Took my friend Annie Snyder out for a trip as a belated birthday present. Weather report was very promising and the week before I had found lots of keeper-sized trout in 3 to 4 feet of water. Tides were a challenge with a negative low tide around 9 with a rapidly rising superhigh tide through the afternoon. We left the Seahag around 8:30 and went to some flats a few miles north of the river. Last weekend the water had been very clear, but on this day it was not only stained, but also had suspended mud, probably related to a heavy storm two days before. After a short casting lesson, we fished with popping corks and topwaters and had a number of hits, but only scored one trout. Again as opposed to last week, there were few baitfish there on that dropping tide. We moved to some local bars that were shallow at the low tide so Annie could go for a quick swim while I kept an eye out for sharks (that was her idea!). There were building schools of baitfish near the offshore set of bars so we began fishing with jigs and suspending lures, which netted us a decent mixed bag of jacks, ladyfish and Spanish mackeral, which resulted in a number of cut-offs. Again, the trout were few and far between. On a higher tide we ran to several spots both north and south of the river with not much luck, until we found this nice redfish near a marshline.
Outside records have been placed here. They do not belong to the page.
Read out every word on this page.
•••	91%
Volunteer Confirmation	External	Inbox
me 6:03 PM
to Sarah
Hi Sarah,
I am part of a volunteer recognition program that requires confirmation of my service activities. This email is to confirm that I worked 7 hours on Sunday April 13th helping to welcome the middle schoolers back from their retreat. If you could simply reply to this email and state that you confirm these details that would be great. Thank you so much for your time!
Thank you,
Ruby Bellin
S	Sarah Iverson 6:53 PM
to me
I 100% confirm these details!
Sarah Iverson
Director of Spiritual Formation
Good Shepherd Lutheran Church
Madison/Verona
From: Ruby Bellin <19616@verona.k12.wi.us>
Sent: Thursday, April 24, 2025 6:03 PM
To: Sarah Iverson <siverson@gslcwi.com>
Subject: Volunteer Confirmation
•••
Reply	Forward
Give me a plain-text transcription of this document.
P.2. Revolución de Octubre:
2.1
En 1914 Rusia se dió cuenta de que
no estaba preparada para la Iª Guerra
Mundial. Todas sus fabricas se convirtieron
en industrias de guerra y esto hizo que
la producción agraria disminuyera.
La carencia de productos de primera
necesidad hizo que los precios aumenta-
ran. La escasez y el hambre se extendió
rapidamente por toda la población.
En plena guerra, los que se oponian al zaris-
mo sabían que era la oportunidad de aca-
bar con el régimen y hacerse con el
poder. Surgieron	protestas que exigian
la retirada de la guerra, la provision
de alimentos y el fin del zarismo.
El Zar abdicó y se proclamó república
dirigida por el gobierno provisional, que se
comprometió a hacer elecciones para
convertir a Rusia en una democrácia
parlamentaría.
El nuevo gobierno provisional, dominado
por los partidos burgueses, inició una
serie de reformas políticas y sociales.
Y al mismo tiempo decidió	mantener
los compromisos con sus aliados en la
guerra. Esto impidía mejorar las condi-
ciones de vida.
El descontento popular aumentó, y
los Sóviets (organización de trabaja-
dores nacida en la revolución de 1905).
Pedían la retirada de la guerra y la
After continuing to search for trout for a good while, we gave it up and headed back to town. We ended up with two reds, a few large Spanish and one nice trout. It turned out that most people had tough days as well. A Big Bend Redfish Club event had few good fish, and very few trout were caught. Why? Maybe the higher temperatures this week, or the water clarity, or just bad karma, but it was a fun day with good mixed bag of fish.
We decided to take our fish to Fiddler’s Restaurant in Steinhatchee. Jim Hunt suggested grilling the mackeral and blackening the redfish. The mackeral, despite the general avoidance of them as fine table fare, was absolutely excellent, as was the blackened redfish. I heartily recommend keeping a few fish and letting Jim prepare them to order for you…you won’t regret it.